The artist’s drawing of a star begins the creation of an entire universe around him as each successive pictured object requests that he draw more. Based on Eric Carle’s recollection of his grandmother’s way of drawing a star (directions included), this seemingly simple story also provides insights into an artist’s private world of creativity. An inspiring book.
“Draw Me A Star, written and illustrated by Eric Carle, the author of The Very Hungry Caterpillar, is another cyclical book, and a good one to read at bedtime. An artist is asked by an unseen friend to draw a star. The star then asks the artist to draw the sun. The sun asks for a tree, and before long an entire universe has sprung up. Night falls, the moon rises, the moon asks for a star, and the circle is complete. Mr. Carle’s media are paint and collage. The book is wholly satisfying.”
– by Cynthia Zarin, The New Yorker, November 18, 1992
“A young boy is told (readers are not sure by whom) to “Draw me a star.” The star then requests that the boy draw it a sun; the sun asks for a “lovely tree,” and throughout his life the boy/man/artist continues to create images that fill the world with beauty. The moon bids the now-elderly artist to draw another star, and as the story ends, the artist travels “across the night sky” hand-in-hand with the star. This book will appeal to readers of all ages; its stunning illustrations, spare text, and simple story line make it a good choice for story hour, but older children will also find it uplifting and meaningful. Especially pleasing is a diagram within the story, accompanied by rhyming instructions on how to draw a star: “Down/over/left/and right/draw/a star/oh so/bright.” An inspired book in every sense of the word.”
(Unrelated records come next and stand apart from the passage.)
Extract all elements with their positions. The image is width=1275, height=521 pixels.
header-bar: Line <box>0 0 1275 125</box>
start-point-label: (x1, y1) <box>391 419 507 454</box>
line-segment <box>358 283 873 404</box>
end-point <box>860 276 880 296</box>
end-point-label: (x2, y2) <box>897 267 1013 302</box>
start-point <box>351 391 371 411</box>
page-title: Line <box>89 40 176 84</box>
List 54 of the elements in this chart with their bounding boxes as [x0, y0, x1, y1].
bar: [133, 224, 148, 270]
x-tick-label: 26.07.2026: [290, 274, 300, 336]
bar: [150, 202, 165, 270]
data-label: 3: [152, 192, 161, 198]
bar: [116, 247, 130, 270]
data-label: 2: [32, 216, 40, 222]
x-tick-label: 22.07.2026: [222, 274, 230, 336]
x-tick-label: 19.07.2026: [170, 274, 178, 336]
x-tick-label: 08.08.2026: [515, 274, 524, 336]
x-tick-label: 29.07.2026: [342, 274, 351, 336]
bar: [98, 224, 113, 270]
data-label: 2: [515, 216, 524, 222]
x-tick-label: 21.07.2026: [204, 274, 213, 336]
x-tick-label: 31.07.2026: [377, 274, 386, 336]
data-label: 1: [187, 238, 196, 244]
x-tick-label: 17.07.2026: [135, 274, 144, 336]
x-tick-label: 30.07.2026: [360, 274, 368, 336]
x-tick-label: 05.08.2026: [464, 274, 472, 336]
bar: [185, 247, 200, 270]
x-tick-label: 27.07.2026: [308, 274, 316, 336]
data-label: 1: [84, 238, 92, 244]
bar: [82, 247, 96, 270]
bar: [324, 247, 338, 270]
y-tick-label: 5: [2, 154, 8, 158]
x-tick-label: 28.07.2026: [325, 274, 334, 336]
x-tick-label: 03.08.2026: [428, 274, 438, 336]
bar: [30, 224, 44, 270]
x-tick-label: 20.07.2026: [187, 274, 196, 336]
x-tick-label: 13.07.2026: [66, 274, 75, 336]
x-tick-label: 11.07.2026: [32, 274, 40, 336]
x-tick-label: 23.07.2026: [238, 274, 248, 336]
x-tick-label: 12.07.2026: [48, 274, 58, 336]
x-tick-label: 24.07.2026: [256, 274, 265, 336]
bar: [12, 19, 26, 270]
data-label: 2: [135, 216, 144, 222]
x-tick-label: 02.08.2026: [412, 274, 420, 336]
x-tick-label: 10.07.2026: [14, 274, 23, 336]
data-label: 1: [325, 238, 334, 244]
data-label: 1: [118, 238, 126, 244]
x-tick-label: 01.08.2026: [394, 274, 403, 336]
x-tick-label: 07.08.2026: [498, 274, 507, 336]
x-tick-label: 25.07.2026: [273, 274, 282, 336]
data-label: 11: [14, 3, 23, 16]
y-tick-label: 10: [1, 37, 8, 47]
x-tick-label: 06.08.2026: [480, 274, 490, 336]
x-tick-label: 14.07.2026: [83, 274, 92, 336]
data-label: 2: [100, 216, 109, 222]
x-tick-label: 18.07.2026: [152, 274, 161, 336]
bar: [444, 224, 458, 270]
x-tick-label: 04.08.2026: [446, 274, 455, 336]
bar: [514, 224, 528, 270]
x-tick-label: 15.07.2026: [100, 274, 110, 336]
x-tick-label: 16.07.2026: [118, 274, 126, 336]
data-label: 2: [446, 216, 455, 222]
– by Eve Larkin, School Library Journal, October, 1992
“During his youth, this gifted author-artist explains in his newest book’s afterward, his German grandmother would often draw him a star while chanting a nonsense rhyme. Taking that symbol as his foundation, Carle here creates a world pulsating with life and color—a world that bursts forth from “a good star” sketched by a young artist. This kaleidoscopic pentagram requests a sun from the artist’s pen; the sun asks for a tree, and so on until a man and woman are living happily among Carle’s characteristic collages—flora and fauna of all shapes, sizes and vivid hues. Meanwhile the artist, now a bearded old man, continues to draw and create. This unusual, practically plotless work seems to embody a personal scenario close to the artist’s heart. His unadorned language, pulsing with a hypnotic rhythm, adroitly complements the familiar naive artwork. Though some may be disturbed by similarities between Carle’s evolving world and the biblical creation story (the unclothed male and female figures, for example), this tale of imagination and creativity pays homage to the artist within all of us—and may well fire youngsters’ imaginations. Ages 4-up.”